Lalla Rookh (1848 ship)

History
- Name: Lalla Rookh
- Port of registry: ?, Sydney
- Route: Australasia, East Indies, Pacific
- Builder: Peterhead, Aberdeenshire
- Launched: 1848
- Fate: Broken up 1898 in Sydney.

General characteristics
- Class & type: Brig
- Tonnage: 147 net register tons (NRT)
- Length: 98 feet (30 m)
- Draft: 12.2 feet (3.7 m)

= Lalla Rookh (1848 ship) =

1848 Scottish built clipper

Lalla Rookh was a clipper/brig variously recorded as 184 tons and 147 tons, built in Peterhead, Aberdeenshire, Scotland in 1848. She was described as one of the "new Aberdeen clippers".

She took settlers to the colony of Natal (now part of South Africa) in 65 days, the fastest passage thus far achieved. She was used for trading among the Australian colonies, including several journeys between Port Adelaide, Melbourne, Sydney and Newcastle, New South Wales.

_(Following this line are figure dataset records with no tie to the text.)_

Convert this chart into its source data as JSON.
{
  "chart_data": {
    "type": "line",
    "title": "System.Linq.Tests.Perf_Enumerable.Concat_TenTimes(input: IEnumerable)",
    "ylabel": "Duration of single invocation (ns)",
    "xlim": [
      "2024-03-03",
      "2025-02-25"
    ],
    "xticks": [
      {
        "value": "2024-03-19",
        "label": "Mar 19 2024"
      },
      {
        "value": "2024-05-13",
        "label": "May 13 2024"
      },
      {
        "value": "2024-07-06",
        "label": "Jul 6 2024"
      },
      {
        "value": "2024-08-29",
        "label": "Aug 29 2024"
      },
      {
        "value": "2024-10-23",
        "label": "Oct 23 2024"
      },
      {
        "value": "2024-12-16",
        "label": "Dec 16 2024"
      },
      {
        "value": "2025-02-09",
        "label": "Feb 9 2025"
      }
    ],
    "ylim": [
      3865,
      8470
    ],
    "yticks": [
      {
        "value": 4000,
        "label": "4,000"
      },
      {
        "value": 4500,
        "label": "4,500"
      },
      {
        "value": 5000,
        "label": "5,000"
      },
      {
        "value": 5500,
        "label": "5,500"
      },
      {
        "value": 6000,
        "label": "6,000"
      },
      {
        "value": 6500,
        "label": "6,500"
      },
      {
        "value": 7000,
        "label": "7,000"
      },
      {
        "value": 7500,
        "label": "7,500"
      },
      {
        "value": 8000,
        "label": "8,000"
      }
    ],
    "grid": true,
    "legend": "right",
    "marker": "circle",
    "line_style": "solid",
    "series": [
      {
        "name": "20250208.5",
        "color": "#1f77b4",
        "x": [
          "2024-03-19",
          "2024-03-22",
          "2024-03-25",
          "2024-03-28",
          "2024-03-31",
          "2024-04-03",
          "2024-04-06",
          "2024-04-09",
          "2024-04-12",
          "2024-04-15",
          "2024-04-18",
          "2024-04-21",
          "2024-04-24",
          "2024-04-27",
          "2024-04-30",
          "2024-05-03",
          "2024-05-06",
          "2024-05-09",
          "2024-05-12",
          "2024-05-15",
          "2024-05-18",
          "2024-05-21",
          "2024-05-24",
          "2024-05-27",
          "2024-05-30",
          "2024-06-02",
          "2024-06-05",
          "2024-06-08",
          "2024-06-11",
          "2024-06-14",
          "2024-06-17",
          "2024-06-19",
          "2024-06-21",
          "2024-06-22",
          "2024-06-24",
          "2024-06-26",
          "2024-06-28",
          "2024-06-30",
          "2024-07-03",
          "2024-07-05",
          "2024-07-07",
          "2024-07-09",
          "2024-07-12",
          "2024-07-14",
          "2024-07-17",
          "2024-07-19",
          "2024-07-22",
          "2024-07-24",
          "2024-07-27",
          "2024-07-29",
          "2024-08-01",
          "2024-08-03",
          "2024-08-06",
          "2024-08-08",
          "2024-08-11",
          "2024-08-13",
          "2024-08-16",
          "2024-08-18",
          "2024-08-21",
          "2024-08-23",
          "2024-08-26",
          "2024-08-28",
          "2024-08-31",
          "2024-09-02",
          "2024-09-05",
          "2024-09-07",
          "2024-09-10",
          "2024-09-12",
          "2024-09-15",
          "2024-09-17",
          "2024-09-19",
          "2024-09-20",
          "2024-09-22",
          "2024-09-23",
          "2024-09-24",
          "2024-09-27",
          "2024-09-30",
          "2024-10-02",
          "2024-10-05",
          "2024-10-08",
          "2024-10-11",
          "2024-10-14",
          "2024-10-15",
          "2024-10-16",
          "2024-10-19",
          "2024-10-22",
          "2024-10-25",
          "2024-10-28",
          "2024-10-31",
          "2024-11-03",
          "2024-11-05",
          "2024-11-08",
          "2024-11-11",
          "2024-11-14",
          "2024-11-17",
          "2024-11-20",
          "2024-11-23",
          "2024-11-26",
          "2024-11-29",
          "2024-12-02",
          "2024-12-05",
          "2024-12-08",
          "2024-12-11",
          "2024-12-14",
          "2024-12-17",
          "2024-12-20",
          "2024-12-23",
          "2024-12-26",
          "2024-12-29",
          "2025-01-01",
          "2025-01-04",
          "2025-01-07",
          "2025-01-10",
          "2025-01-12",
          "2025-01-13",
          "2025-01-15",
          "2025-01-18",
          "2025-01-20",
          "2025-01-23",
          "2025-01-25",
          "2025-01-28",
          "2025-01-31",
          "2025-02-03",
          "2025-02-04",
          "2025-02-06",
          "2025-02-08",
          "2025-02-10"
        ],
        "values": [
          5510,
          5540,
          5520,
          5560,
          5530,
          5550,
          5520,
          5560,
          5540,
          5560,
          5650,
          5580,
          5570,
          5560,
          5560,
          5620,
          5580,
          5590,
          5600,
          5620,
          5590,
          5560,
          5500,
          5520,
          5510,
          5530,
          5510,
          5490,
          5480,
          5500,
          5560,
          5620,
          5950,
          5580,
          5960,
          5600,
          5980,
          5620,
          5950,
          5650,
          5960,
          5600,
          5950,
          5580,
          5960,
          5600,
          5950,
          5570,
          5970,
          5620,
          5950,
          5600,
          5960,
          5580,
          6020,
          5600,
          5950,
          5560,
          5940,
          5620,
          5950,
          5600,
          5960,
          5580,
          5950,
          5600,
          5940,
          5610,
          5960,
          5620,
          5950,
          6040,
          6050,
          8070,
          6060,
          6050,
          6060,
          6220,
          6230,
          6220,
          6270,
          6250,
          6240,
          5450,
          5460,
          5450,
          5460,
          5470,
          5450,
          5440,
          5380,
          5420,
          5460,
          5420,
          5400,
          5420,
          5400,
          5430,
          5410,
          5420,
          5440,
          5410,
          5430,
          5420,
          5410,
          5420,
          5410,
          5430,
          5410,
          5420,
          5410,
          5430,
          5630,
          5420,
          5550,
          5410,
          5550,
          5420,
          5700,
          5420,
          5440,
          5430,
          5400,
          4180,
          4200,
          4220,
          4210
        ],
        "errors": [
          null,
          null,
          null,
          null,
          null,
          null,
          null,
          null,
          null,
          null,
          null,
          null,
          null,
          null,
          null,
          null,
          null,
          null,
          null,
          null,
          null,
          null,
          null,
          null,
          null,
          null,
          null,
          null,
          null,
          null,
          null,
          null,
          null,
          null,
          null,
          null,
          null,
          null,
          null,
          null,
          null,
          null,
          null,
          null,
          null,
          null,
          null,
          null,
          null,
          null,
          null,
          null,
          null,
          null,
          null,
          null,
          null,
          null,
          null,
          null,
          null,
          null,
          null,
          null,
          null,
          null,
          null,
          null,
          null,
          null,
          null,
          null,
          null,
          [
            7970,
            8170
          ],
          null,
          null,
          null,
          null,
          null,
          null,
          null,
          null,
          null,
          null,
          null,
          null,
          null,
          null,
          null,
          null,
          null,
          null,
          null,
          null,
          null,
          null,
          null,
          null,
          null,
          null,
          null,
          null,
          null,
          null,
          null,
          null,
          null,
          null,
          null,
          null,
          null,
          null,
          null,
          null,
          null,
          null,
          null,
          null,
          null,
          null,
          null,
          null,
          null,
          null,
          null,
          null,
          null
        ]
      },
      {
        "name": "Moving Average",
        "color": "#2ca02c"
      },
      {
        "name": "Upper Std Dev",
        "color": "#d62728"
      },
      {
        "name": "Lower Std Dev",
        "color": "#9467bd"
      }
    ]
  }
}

She left Deal, Kent under Captain Henderson for Port Natal on 24 February 1849.

Lalla Rookh, described as a 155/6-ton brig, was recorded under Captain P. Milner arriving from Mauritius in January 1850, is subsequently mentioned in several shipping reports in New South Wales and Victoria until late 1852 and in 1853 under Captain Twomey (one to Wellington, New Zealand). A few passengers are listed for all of these voyages.

In October 1856 she sailed from Sydney in ballast (empty of cargo) to Calcutta under Captain Orr, and is shown arriving from Calcutta on 2 March 1857, with goods including patna rice. She traded the East Indies, Mauritius and West Coast(?) for a period, the ship was advertised for sale in the Geelong Advertiser in May 1859, after having been overhauled, refitted and recoppered. Her tonnage at this time was "184 tons register, 270 burden".

She departed for Fiji in October 1859, and is recorded as arriving in Hobson's Bay, Melbourne, in April 1860. On 19 November 1860 the brig, sailing under a New Zealand flag, was driven ashore and damaged at Port Albert, Victoria, on a voyage from Wellington to Melbourne, but was able to be refloated. (Note: See also List of shipwrecks in November 1860.)

In May 1865 she left Sydney for the South Sea Islands, and in December 1868 for New Caledonia.

According to the Australasian Underwater Cultural Heritage Database (AUCHD), after catching fire on 30 November 1897, Lalla Rookh (then registered in Sydney) was broken up in 1898 at Kerosene Bay (now Balls Head Bay) in Sydney Harbour. The AUCHD record describes her as a 147-ton brig, 29.9 m long. However, in April 1898 Lalla Rookh was reported as having sunk in 25 ft of water after striking a dolphin near the head of Darling Harbour. Before this she had been used as a lighter in the coal trade up and down the coast, owned by a Mr Byrnes. Her tonnage was reported as 220 tons in this report.